Des millions d’Américains souffrent de troubles de la vision, allant d’une vision floue à la cécité. Mais tout le monde ne souhaite pas porter des lunettes ou des lentilles de contact. C’est pourquoi, chaque année, des centaines de milliers de personnes subissent une chirurgie corrective des yeux, notamment le LASIK, une chirurgie au laser qui remodèle la cornée et corrige la vision. Cette procédure peut entraîner des effets secondaires négatifs, ce qui a incité les chercheurs à supprimer le laser du LASIK en remodelant la cornée plutôt qu’en la coupant, lors des premiers tests sur des tissus animaux.

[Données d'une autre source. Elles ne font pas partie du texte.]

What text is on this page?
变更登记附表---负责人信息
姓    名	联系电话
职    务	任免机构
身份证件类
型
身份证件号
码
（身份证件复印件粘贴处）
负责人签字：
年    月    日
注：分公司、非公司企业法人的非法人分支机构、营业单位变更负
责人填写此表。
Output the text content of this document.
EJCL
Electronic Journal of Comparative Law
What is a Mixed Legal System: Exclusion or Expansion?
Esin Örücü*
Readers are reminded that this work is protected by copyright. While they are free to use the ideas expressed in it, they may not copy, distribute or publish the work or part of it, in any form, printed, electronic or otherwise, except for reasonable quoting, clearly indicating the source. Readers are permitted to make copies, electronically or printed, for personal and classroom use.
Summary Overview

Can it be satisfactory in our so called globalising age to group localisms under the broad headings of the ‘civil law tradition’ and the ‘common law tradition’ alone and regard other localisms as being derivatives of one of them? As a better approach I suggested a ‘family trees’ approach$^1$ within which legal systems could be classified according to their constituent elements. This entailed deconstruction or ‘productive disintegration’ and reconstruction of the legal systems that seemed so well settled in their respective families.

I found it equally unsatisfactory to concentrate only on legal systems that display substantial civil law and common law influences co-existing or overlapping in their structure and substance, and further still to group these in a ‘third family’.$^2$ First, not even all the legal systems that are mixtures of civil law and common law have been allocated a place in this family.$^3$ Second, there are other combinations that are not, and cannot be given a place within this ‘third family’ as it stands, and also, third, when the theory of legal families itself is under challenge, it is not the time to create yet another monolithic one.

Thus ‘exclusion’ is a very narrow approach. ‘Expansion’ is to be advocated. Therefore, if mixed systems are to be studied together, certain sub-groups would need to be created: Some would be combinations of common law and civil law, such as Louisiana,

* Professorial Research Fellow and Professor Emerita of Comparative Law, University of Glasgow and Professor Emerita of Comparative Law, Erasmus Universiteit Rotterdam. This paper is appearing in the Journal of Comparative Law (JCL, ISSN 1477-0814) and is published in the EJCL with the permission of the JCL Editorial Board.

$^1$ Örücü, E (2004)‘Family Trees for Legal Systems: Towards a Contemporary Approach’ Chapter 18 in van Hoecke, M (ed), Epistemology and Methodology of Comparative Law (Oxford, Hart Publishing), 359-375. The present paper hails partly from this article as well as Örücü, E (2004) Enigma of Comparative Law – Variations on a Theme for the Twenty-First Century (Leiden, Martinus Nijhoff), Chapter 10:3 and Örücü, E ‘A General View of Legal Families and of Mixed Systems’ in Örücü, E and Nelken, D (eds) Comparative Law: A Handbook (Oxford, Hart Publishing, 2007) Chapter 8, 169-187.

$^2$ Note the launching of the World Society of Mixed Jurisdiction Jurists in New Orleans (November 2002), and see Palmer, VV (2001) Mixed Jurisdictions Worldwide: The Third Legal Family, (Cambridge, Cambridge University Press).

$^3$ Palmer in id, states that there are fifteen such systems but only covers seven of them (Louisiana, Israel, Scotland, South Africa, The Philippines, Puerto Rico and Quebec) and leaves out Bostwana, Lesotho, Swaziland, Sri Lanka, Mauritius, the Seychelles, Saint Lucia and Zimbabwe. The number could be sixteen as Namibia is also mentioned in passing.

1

La cornée humaine est une structure transparente en forme de dôme située à l’avant de l’œil, qui courbe la lumière provenant de l’environnement et la focalise sur la rétine, où elle est envoyée au cerveau et interprétée comme une image. Mais si la cornée est déformée, elle ne focalise pas correctement la lumière, ce qui donne une image floue. Avec le LASIK, des lasers spécialisés remodèlent la cornée en retirant des sections précises du tissu. Cette procédure courante est considérée comme sûre, mais elle présente certaines limites et certains risques, et l’incision de la cornée compromet l’intégrité structurelle de l’œil. Hill précise que « le LASIK n’est qu’une façon sophistiquée de pratiquer la chirurgie traditionnelle. Il s’agit toujours de sculpter des tissus, mais avec un laser ».
Mais que se passerait-il si la cornée pouvait être remodelée sans aucune incision ?
C’est ce que Hill et son collaborateur Brian Wong explorent à travers un processus connu sous le nom de remodelage électromécanique (EMR). « L’effet global a été découvert par accident », explique Wong, professeur et chirurgien à l’université de Californie à Irvine. « Je considérais les tissus vivants comme des matériaux malléables et j’ai découvert tout ce processus de modification chimique. »
Dans le corps, la forme de nombreux tissus contenant du collagène, y compris la cornée, est maintenue par l’attraction de composants de charge opposée. Ces tissus contiennent beaucoup d’eau, donc l’application d’un potentiel électrique abaisse leur pH, les rendant plus acides. En modifiant le pH, les attractions rigides au sein du tissu sont relâchées et rendent la forme malléable. Lorsque le pH d’origine est rétabli, le tissu est figé dans sa nouvelle forme.
Auparavant, les chercheurs avaient utilisé l’EMR pour remodeler des oreilles de lapin riches en cartilage, ainsi que pour modifier des cicatrices et la peau de porcs. Mais l’un des tissus riches en collagène qu’ils souhaitaient explorer était la cornée.
Dans le cadre de ces travaux, l’équipe a fabriqué des « lentilles de contact » spécialisées en platine qui ont servi de modèle pour corriger la forme de la cornée, puis les a placées sur le globe oculaire d’un lapin dans une solution saline destinée à imiter les larmes naturelles. La lentille en platine a agi comme une électrode pour générer un changement précis du pH lorsque les chercheurs ont appliqué un faible potentiel électrique à la lentille. Après environ une minute, la courbure de la cornée s’est conformée à la forme de la lentille, soit à peu près le même temps que prend le LASIK, mais avec moins d’étapes, un équipement moins coûteux et aucune incision.
Ils ont répété cette opération sur 12 globes oculaires de lapins distincts, dont 10 ont été traités comme s’ils souffraient de myopie. Dans tous les globes oculaires « myopes », le traitement a permis d’ajuster la puissance de focalisation de l’œil, ce qui correspond à une amélioration de la vision. Les cellules du globe oculaire ont survécu au traitement, car les chercheurs ont soigneusement contrôlé le gradient de pH. De plus, dans d’autres expériences, l’équipe a démontré que sa technique pourrait permettre de inverser certaines opacités de la cornée causées par des substances chimiques, une affection qui ne peut actuellement être traitée que par une greffe complète de la cornée.
Bien que ces premiers travaux soient prometteurs, les chercheurs soulignent qu’ils n’en sont qu’à leurs débuts. La prochaine étape, telle que la décrit M. Wong, consiste en « une longue série d’études animales détaillées et précises », notamment des tests sur un lapin vivant plutôt que sur son globe oculaire. Ils prévoient également de déterminer les types de correction visuelle possibles avec l’EMR, tels que la myopie, l’hypermétropie et l’astigmatisme. Bien que les prochaines étapes soient planifiées, les incertitudes concernant le financement scientifique de l’équipe les ont mises en suspens.
« Il y a un long chemin à parcourir entre ce que nous avons fait et la clinique. Mais si nous y parvenons, cette technique sera largement applicable, beaucoup moins coûteuse et potentiellement même réversible », conclut Hill.